As we were driving, she told us that she was actually headed to a friend's house, a single mom who had just moved there with her two elementary-aged children. She explained that the mother had just broken her leg, and was in the hospital, and she was headed to her house to care for her two kids.

My husband and I glanced at each other.

"We'll take you all the way there," he assured her.

She was quite relaxed, and encouraged us to drop her at the intersection when we got to our turnoff.

"But how many cars come out this way," we asked. "You could be waiting for a ride for a long time. We'll take you."

And we did.

The boys had been quietly listening to the conversation in the car, but the second we dropped the woman off, the complaining started.

"I'm hungry! Why did we have to take her all the way out here!"

"You don't even know her."

Though they had heard every word of the woman's predicament, they continued to bemoan our actions, and for a brief moment, I questioned my husband's choice to insert another 15 minutes between our hungry boys and their plates of food.

Weeks passed, and I never thought about the woman again.

Then, last weekend, just before dark, we decided to take the same to boys on a quick hike in that same village where we had dropped the woman way back when. We drove the long windy road out there, and headed out to a monastery on a hill beyond the village boundary.

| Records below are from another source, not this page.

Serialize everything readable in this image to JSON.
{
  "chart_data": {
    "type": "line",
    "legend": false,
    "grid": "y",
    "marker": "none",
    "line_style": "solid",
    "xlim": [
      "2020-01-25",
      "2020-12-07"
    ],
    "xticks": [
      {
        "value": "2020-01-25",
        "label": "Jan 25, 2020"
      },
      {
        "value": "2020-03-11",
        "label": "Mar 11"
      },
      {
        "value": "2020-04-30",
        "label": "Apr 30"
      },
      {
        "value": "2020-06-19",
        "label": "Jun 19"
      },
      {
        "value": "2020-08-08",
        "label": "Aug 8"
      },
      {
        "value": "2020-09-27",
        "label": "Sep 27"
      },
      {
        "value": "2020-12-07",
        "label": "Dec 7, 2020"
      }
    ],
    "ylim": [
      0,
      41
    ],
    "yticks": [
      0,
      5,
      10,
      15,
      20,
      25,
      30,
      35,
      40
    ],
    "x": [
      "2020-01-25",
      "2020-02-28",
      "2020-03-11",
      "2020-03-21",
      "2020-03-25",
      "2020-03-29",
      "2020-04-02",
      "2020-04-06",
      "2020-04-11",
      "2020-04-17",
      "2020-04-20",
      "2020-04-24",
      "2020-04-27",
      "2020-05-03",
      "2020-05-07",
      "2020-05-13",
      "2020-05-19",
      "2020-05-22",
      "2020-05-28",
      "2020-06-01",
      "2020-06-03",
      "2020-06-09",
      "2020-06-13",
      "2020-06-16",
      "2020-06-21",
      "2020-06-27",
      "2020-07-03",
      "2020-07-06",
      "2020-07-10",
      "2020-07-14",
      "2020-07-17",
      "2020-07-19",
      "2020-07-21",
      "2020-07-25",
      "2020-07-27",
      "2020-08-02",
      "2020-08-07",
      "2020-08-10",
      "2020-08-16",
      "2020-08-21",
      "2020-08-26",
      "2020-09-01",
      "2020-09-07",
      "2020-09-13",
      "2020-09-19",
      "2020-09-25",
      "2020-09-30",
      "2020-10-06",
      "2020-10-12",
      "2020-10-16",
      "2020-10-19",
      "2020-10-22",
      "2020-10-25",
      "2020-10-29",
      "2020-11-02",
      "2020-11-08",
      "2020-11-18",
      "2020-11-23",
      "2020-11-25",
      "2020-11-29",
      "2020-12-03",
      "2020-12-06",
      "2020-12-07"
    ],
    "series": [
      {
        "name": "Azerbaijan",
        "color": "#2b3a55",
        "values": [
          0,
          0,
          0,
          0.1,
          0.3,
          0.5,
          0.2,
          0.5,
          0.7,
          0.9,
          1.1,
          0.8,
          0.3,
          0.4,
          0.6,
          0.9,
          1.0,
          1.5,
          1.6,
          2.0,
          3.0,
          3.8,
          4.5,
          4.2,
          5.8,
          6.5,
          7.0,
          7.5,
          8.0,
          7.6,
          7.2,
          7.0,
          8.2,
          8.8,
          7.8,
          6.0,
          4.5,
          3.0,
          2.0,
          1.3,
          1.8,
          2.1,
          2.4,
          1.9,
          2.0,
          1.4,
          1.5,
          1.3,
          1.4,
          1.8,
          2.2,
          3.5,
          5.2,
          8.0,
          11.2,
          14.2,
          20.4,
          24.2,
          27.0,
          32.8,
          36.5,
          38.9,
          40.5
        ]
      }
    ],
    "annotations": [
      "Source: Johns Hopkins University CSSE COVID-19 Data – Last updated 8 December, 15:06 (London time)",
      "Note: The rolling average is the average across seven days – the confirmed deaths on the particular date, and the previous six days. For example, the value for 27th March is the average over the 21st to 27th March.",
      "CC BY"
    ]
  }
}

We walked and walked, visited the sanctuary where the monks and nuns sing and pray, and then dropped into the gift store on our way out.

And as we were listening to one of the nuns tell us the story of how she arrived on this spartan hill by way of France and South America, I saw the shadow of a woman coming towards me with outstretched arms.

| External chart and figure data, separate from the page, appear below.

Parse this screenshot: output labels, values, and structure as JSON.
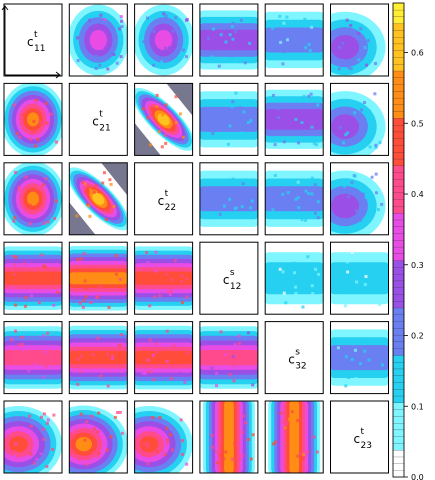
{
  "chart_data": {
    "type": "heatmap",
    "title": "",
    "xlabel": "",
    "ylabel": "",
    "grid_rows": 6,
    "grid_cols": 6,
    "diagonal_labels": [
      {
        "base": "c",
        "sup": "t",
        "sub": "11"
      },
      {
        "base": "c",
        "sup": "t",
        "sub": "21"
      },
      {
        "base": "c",
        "sup": "t",
        "sub": "22"
      },
      {
        "base": "c",
        "sup": "s",
        "sub": "12"
      },
      {
        "base": "c",
        "sup": "s",
        "sub": "32"
      },
      {
        "base": "c",
        "sup": "t",
        "sub": "23"
      }
    ],
    "colorbar": {
      "ticks": [
        "0.0",
        "0.1",
        "0.2",
        "0.3",
        "0.4",
        "0.5",
        "0.6"
      ],
      "min": 0.0,
      "max": 0.67,
      "colors": [
        "#ffffff",
        "#7ff6ff",
        "#25d0f0",
        "#6a7ff2",
        "#9a4fe6",
        "#e84ce4",
        "#ff4a8c",
        "#ff4d3a",
        "#ff8c14",
        "#ffc21e",
        "#ffee33"
      ]
    },
    "panel_levels": [
      [
        null,
        0.36,
        0.33,
        0.27,
        0.24,
        0.31
      ],
      [
        0.55,
        null,
        0.6,
        0.25,
        0.28,
        0.28
      ],
      [
        0.55,
        0.6,
        null,
        0.24,
        0.24,
        0.28
      ],
      [
        0.52,
        0.55,
        0.5,
        null,
        0.18,
        0.18
      ],
      [
        0.45,
        0.52,
        0.47,
        0.44,
        null,
        0.22
      ],
      [
        0.5,
        0.55,
        0.52,
        0.54,
        0.56,
        null
      ]
    ],
    "panel_patterns": [
      [
        null,
        "blob",
        "blob",
        "band",
        "band",
        "corner"
      ],
      [
        "blob",
        null,
        "diag",
        "band",
        "band",
        "corner"
      ],
      [
        "blob",
        "diag",
        null,
        "band",
        "band",
        "corner"
      ],
      [
        "band",
        "band",
        "band",
        null,
        "band",
        "band"
      ],
      [
        "band",
        "band",
        "band",
        "band",
        null,
        "band"
      ],
      [
        "corner",
        "corner",
        "corner",
        "vband",
        "vband",
        null
      ]
    ]
  }
}
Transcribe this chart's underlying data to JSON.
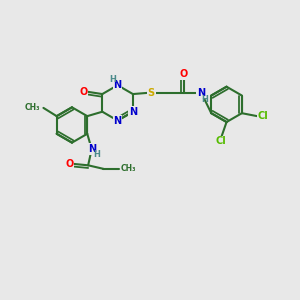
{
  "background_color": "#e8e8e8",
  "bond_color": "#2d6e2d",
  "bond_width": 1.5,
  "atom_colors": {
    "O": "#ff0000",
    "N": "#0000cc",
    "S": "#ccaa00",
    "Cl": "#55bb00",
    "C": "#2d6e2d",
    "H": "#4a8a8a"
  },
  "font_size": 7.0,
  "fig_size": [
    3.0,
    3.0
  ],
  "dpi": 100
}
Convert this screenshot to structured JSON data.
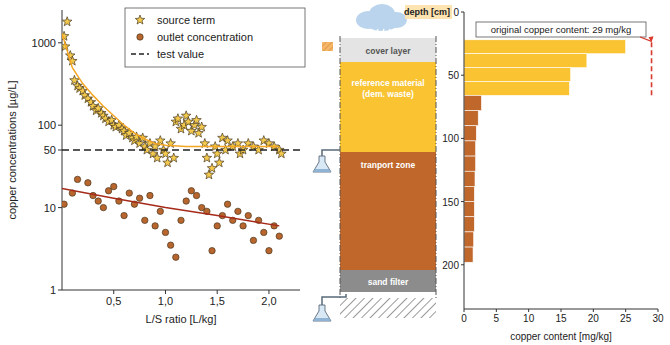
{
  "chart_data": [
    {
      "type": "scatter",
      "xlabel": "L/S ratio [L/kg]",
      "ylabel": "copper concentrations [µg/L]",
      "log": "y",
      "grid": false,
      "legend": "upper right",
      "xlim": [
        0,
        2.3
      ],
      "ylim": [
        1,
        2500
      ],
      "xticks": [
        {
          "value": 0.5,
          "label": "0,5"
        },
        {
          "value": 1.0,
          "label": "1,0"
        },
        {
          "value": 1.5,
          "label": "1,5"
        },
        {
          "value": 2.0,
          "label": "2,0"
        }
      ],
      "yticks": [
        1,
        10,
        50,
        100,
        1000
      ],
      "series": [
        {
          "name": "source term",
          "type": "scatter",
          "marker": "star",
          "color": "#f2c94c",
          "x": [
            0.02,
            0.05,
            0.03,
            0.08,
            0.1,
            0.12,
            0.15,
            0.17,
            0.2,
            0.22,
            0.25,
            0.28,
            0.3,
            0.33,
            0.35,
            0.38,
            0.4,
            0.42,
            0.45,
            0.48,
            0.5,
            0.52,
            0.55,
            0.58,
            0.6,
            0.62,
            0.65,
            0.68,
            0.7,
            0.72,
            0.75,
            0.78,
            0.8,
            0.82,
            0.85,
            0.88,
            0.9,
            0.92,
            0.95,
            0.98,
            1.0,
            1.02,
            1.05,
            1.08,
            1.1,
            1.12,
            1.15,
            1.18,
            1.2,
            1.22,
            1.25,
            1.28,
            1.3,
            1.32,
            1.35,
            1.38,
            1.4,
            1.42,
            1.45,
            1.48,
            1.5,
            1.52,
            1.55,
            1.58,
            1.6,
            1.65,
            1.7,
            1.72,
            1.75,
            1.8,
            1.85,
            1.9,
            1.95,
            2.0,
            2.05,
            2.1,
            2.12
          ],
          "values": [
            1200,
            1800,
            900,
            700,
            600,
            350,
            300,
            280,
            260,
            230,
            210,
            190,
            170,
            150,
            160,
            140,
            130,
            120,
            110,
            115,
            100,
            95,
            100,
            90,
            85,
            75,
            80,
            70,
            65,
            72,
            60,
            70,
            55,
            50,
            60,
            45,
            55,
            40,
            65,
            50,
            45,
            35,
            60,
            40,
            110,
            120,
            90,
            100,
            130,
            110,
            85,
            100,
            115,
            80,
            95,
            60,
            40,
            25,
            30,
            55,
            45,
            35,
            70,
            50,
            65,
            55,
            60,
            45,
            50,
            60,
            55,
            50,
            65,
            60,
            55,
            50,
            45
          ]
        },
        {
          "name": "outlet concentration",
          "type": "scatter",
          "marker": "circle",
          "color": "#b8652e",
          "x": [
            0.02,
            0.1,
            0.15,
            0.25,
            0.3,
            0.35,
            0.4,
            0.45,
            0.5,
            0.55,
            0.6,
            0.65,
            0.7,
            0.75,
            0.8,
            0.85,
            0.9,
            0.95,
            1.0,
            1.05,
            1.1,
            1.15,
            1.2,
            1.25,
            1.3,
            1.35,
            1.4,
            1.45,
            1.5,
            1.55,
            1.6,
            1.65,
            1.7,
            1.75,
            1.8,
            1.85,
            1.9,
            1.95,
            2.0,
            2.05,
            2.1
          ],
          "values": [
            11,
            15,
            22,
            20,
            14,
            12,
            10,
            16,
            18,
            12,
            8,
            15,
            11,
            13,
            7,
            14,
            6,
            9,
            5,
            3.5,
            2.5,
            7,
            12,
            16,
            14,
            10,
            9,
            3,
            6,
            8,
            11,
            7,
            9,
            6,
            8,
            4,
            7,
            5,
            3,
            6,
            4.5
          ]
        },
        {
          "name": "test value",
          "type": "line",
          "line_style": "dashed",
          "color": "#222222",
          "x": [
            0,
            2.3
          ],
          "values": [
            50,
            50
          ]
        },
        {
          "type": "line",
          "line_style": "solid",
          "color": "#f5a623",
          "x": [
            0,
            0.1,
            0.2,
            0.3,
            0.4,
            0.5,
            0.6,
            0.7,
            0.8,
            0.9,
            1.0,
            1.2,
            1.5,
            1.8,
            2.1
          ],
          "values": [
            1300,
            500,
            320,
            230,
            170,
            130,
            100,
            80,
            68,
            60,
            57,
            55,
            55,
            55,
            55
          ]
        },
        {
          "type": "line",
          "line_style": "solid",
          "color": "#a52a1a",
          "x": [
            0,
            0.5,
            1.0,
            1.5,
            2.1
          ],
          "values": [
            17,
            13,
            10,
            8,
            6
          ]
        }
      ]
    },
    {
      "type": "bar",
      "orientation": "horizontal",
      "ylabel": "depth [cm]",
      "xlabel": "copper content [mg/kg]",
      "grid": false,
      "xlim": [
        0,
        30
      ],
      "xticks": [
        0,
        5,
        10,
        15,
        20,
        25,
        30
      ],
      "ylim": [
        0,
        235
      ],
      "yticks": [
        0,
        50,
        100,
        150,
        200
      ],
      "bins": [
        22,
        33,
        44,
        55,
        66,
        78,
        90,
        102,
        114,
        126,
        138,
        150,
        162,
        174,
        186,
        198
      ],
      "values": [
        25,
        19,
        16.5,
        16.3,
        2.7,
        2.2,
        1.9,
        1.8,
        1.8,
        1.7,
        1.6,
        1.6,
        1.6,
        1.5,
        1.4
      ],
      "colors": [
        "#f9c332",
        "#f9c332",
        "#f9c332",
        "#f9c332",
        "#c0672c",
        "#c0672c",
        "#c0672c",
        "#c0672c",
        "#c0672c",
        "#c0672c",
        "#c0672c",
        "#c0672c",
        "#c0672c",
        "#c0672c",
        "#c0672c"
      ],
      "annotations": [
        {
          "text": "original copper content: 29 mg/kg",
          "value": 29,
          "depths": [
            24,
            68
          ],
          "color": "#d9392b"
        }
      ]
    }
  ],
  "diagram": {
    "layers": [
      {
        "label": "cover layer"
      },
      {
        "label": "reference material",
        "sublabel": "(dem. waste)"
      },
      {
        "label": "tranport zone"
      },
      {
        "label": "sand filter"
      }
    ]
  }
}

Before it registered who this woman was, she was hugging me. As she released me from her hold, she blurted out, "I've been looking for you!" She then rustled through her wallet and pulled out a piece of paper with both my husband's and my cell phone numbers. She had tracked down our numbers and had intended to call and thank us for helping her that day, and to suggest that we get our kids together with her friends' kids, since they're all new to the area.

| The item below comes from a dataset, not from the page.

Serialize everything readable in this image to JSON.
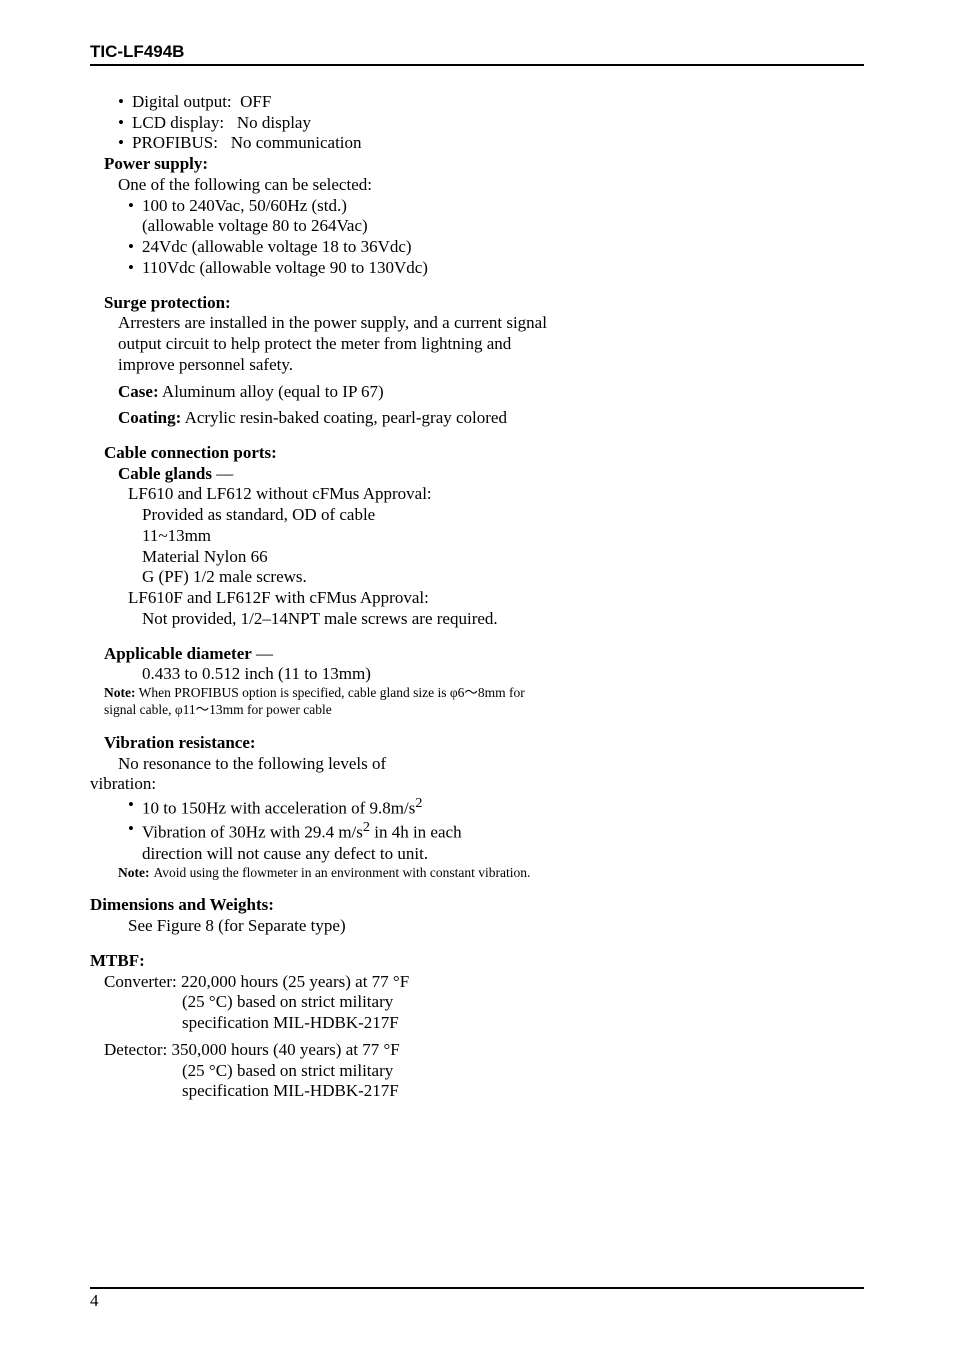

The boys, again, were overhearing all that was going on. They heard the appreciation in the woman's voice. They heard the nun exclaim, "What a beautiful meeting! A blessing!" They hear us reiterate that we were happy to have been able to help her.

Walking back to the car, the boys asked, "Why was that woman so happy to see us?"

I explained, yet again, but it dawned on me at that moment that feelings are so difficult to put into words. I could attempt a million times to explain why it's important to go the extra mile to help people when you can, and my boys would get the idea. But the emotion of that chance meeting and the gratitude expressed by that woman, who had started out as a hitchhiker on the side of the road and transformed into a generous being, full of gratitude, was the accidental teacher that really gave meaning to any words we've ever spoken about kindness.